Les centuries votent dans l’ordre des classes et le scrutin s’arrête dès que la majorité est atteinte. Puisque les centuries de première classe sont majoritaires, si elles votent toutes de la même façon, les centuries de classe inférieure sont privées de leur vote, ce qui, en pratique, était assez fréquent.

C’est dans cette procédure de vote qu’intervient le tirage au sort. Une centurie de la première classe est tirée au sort afin de devenir la « centurie prérogative ». Son rôle consiste alors à voter avant toutes les autres.

On pourrait penser que l’ordre n’a pas d’importance, mais le fait de voter en premier et d’annoncer ses résultats à l’ensemble des centuries a une influence sur le vote de ces dernières, et ce, pour plusieurs raisons :

  • Tout d’abord, il y a une dimension religieuse dans le choix de la centurie prérogative. Son vote peut être perçu comme une décision divine et entraîner les autres centuries à voter de la même manière.
  • Ensuite, d’un point de vue purement politique, ce système permet aux centuries de première classe d’harmoniser leur vote de manière à ce que les centuries inférieures ne puissent pas voter (puisque le scrutin s’arrête une fois la majorité atteinte). La centurie prérogative prend donc une décision pour l’ensemble des centuries de première classe, ce qui évite de longs débats.
  • Les classes inférieures sont moins contrariées à l’idée de ne pas voter si cela découle d’une décision divine. Le système permet donc d’apporter de la stabilité politique et une rotation du pouvoir entre les mains des citoyens des classes supérieures.

Le Comice tribute

Le Comice est divisé en 35 tribus qui correspondent à des entités géographiques (équivalent de nos circonscriptions). En ce sens, il est plus égalitaire que le comice centuriate puisqu’il ne fait pas de différence de classe entre les citoyens.

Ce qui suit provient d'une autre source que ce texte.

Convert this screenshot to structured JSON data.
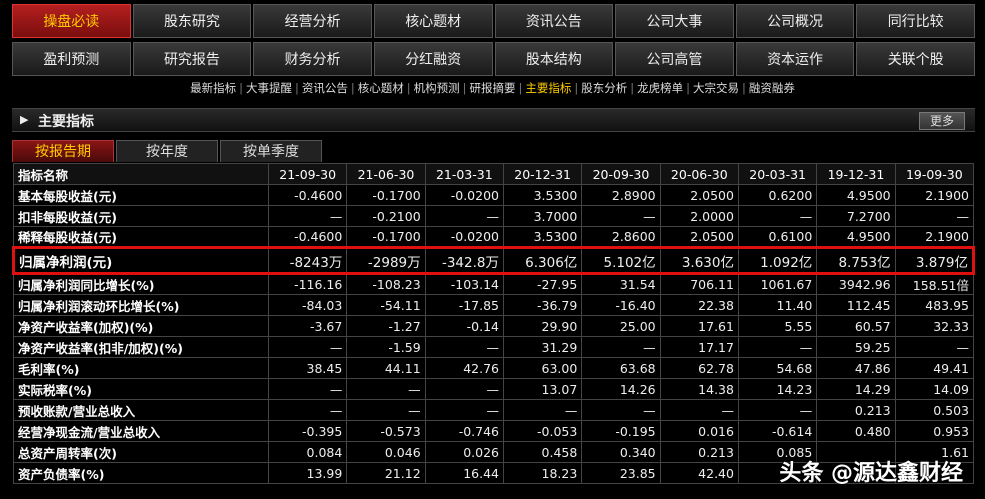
{
  "nav_rows": [
    [
      {
        "label": "操盘必读",
        "active": true
      },
      {
        "label": "股东研究",
        "active": false
      },
      {
        "label": "经营分析",
        "active": false
      },
      {
        "label": "核心题材",
        "active": false
      },
      {
        "label": "资讯公告",
        "active": false
      },
      {
        "label": "公司大事",
        "active": false
      },
      {
        "label": "公司概况",
        "active": false
      },
      {
        "label": "同行比较",
        "active": false
      }
    ],
    [
      {
        "label": "盈利预测",
        "active": false
      },
      {
        "label": "研究报告",
        "active": false
      },
      {
        "label": "财务分析",
        "active": false
      },
      {
        "label": "分红融资",
        "active": false
      },
      {
        "label": "股本结构",
        "active": false
      },
      {
        "label": "公司高管",
        "active": false
      },
      {
        "label": "资本运作",
        "active": false
      },
      {
        "label": "关联个股",
        "active": false
      }
    ]
  ],
  "subnav": [
    {
      "label": "最新指标",
      "active": false
    },
    {
      "label": "大事提醒",
      "active": false
    },
    {
      "label": "资讯公告",
      "active": false
    },
    {
      "label": "核心题材",
      "active": false
    },
    {
      "label": "机构预测",
      "active": false
    },
    {
      "label": "研报摘要",
      "active": false
    },
    {
      "label": "主要指标",
      "active": true
    },
    {
      "label": "股东分析",
      "active": false
    },
    {
      "label": "龙虎榜单",
      "active": false
    },
    {
      "label": "大宗交易",
      "active": false
    },
    {
      "label": "融资融券",
      "active": false
    }
  ],
  "section": {
    "title": "主要指标",
    "more_label": "更多"
  },
  "tabs": [
    {
      "label": "按报告期",
      "active": true
    },
    {
      "label": "按年度",
      "active": false
    },
    {
      "label": "按单季度",
      "active": false
    }
  ],
  "table": {
    "header_label": "指标名称",
    "columns": [
      "21-09-30",
      "21-06-30",
      "21-03-31",
      "20-12-31",
      "20-09-30",
      "20-06-30",
      "20-03-31",
      "19-12-31",
      "19-09-30"
    ],
    "rows": [
      {
        "name": "基本每股收益(元)",
        "values": [
          "-0.4600",
          "-0.1700",
          "-0.0200",
          "3.5300",
          "2.8900",
          "2.0500",
          "0.6200",
          "4.9500",
          "2.1900"
        ]
      },
      {
        "name": "扣非每股收益(元)",
        "values": [
          "—",
          "-0.2100",
          "—",
          "3.7000",
          "—",
          "2.0000",
          "—",
          "7.2700",
          "—"
        ]
      },
      {
        "name": "稀释每股收益(元)",
        "values": [
          "-0.4600",
          "-0.1700",
          "-0.0200",
          "3.5300",
          "2.8600",
          "2.0500",
          "0.6100",
          "4.9500",
          "2.1900"
        ]
      },
      {
        "name": "归属净利润(元)",
        "values": [
          "-8243万",
          "-2989万",
          "-342.8万",
          "6.306亿",
          "5.102亿",
          "3.630亿",
          "1.092亿",
          "8.753亿",
          "3.879亿"
        ],
        "highlight": true
      },
      {
        "name": "归属净利润同比增长(%)",
        "values": [
          "-116.16",
          "-108.23",
          "-103.14",
          "-27.95",
          "31.54",
          "706.11",
          "1061.67",
          "3942.96",
          "158.51倍"
        ]
      },
      {
        "name": "归属净利润滚动环比增长(%)",
        "values": [
          "-84.03",
          "-54.11",
          "-17.85",
          "-36.79",
          "-16.40",
          "22.38",
          "11.40",
          "112.45",
          "483.95"
        ]
      },
      {
        "name": "净资产收益率(加权)(%)",
        "values": [
          "-3.67",
          "-1.27",
          "-0.14",
          "29.90",
          "25.00",
          "17.61",
          "5.55",
          "60.57",
          "32.33"
        ]
      },
      {
        "name": "净资产收益率(扣非/加权)(%)",
        "values": [
          "—",
          "-1.59",
          "—",
          "31.29",
          "—",
          "17.17",
          "—",
          "59.25",
          "—"
        ]
      },
      {
        "name": "毛利率(%)",
        "values": [
          "38.45",
          "44.11",
          "42.76",
          "63.00",
          "63.68",
          "62.78",
          "54.68",
          "47.86",
          "49.41"
        ]
      },
      {
        "name": "实际税率(%)",
        "values": [
          "—",
          "—",
          "—",
          "13.07",
          "14.26",
          "14.38",
          "14.23",
          "14.29",
          "14.09"
        ]
      },
      {
        "name": "预收账款/营业总收入",
        "values": [
          "—",
          "—",
          "—",
          "—",
          "—",
          "—",
          "—",
          "0.213",
          "0.503"
        ]
      },
      {
        "name": "经营净现金流/营业总收入",
        "values": [
          "-0.395",
          "-0.573",
          "-0.746",
          "-0.053",
          "-0.195",
          "0.016",
          "-0.614",
          "0.480",
          "0.953"
        ]
      },
      {
        "name": "总资产周转率(次)",
        "values": [
          "0.084",
          "0.046",
          "0.026",
          "0.458",
          "0.340",
          "0.213",
          "0.085",
          "",
          "1.61"
        ]
      },
      {
        "name": "资产负债率(%)",
        "values": [
          "13.99",
          "21.12",
          "16.44",
          "18.23",
          "23.85",
          "42.40",
          "",
          "",
          ""
        ]
      }
    ]
  },
  "watermark": "头条 @源达鑫财经"
}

Dans le cas du vote des lois, les tribus votent à tour de rôle selon un ordre immuable (1, 2, 3, 4,…, 34, 35). Cependant, le tirage au sort détermine en quel point de l’ordre le scrutin va commencer. Ainsi, si la tribu 33 est tirée au sort, l’ordre sera : 33, 34, 35, 1, 2,…, 31, 32.

Les choses sont différentes pour l’élection de magistrats. Toutes les tribus votent en même temps, mais le dépouillement suit le même ordre qu’évoqué précédemment, avec tirage au sort de la première tribu. On pourrait se dire que l’ordre de dépouillement n’a aucune incidence sur le résultat final. Mais ce serait oublier la règle selon laquelle le scrutin s’arrête dès qu’une majorité est atteinte. Puisque les tribus peuvent proposer plusieurs noms, il est possible qu’un candidat soit retenu alors qu’il existe un autre candidat avec une plus forte majorité (mais dont la totalité des bulletins n’a pas eu le temps d’être dépouillée).

Conclusion

Contrairement à la démocratie athénienne, Rome n’utilisait pas le tirage au sort pour créer une égalité de droit entre les citoyens, mais pour favoriser la stabilité politique du régime, assurer une cohésion parmi les élites et favoriser la légitimité des décisions prises de cette manière grâce à la dimension religieuse que revêtait le tirage au sort.

En ce sens, la République romaine est plus proche de la République de Venise que de la démocratie athénienne.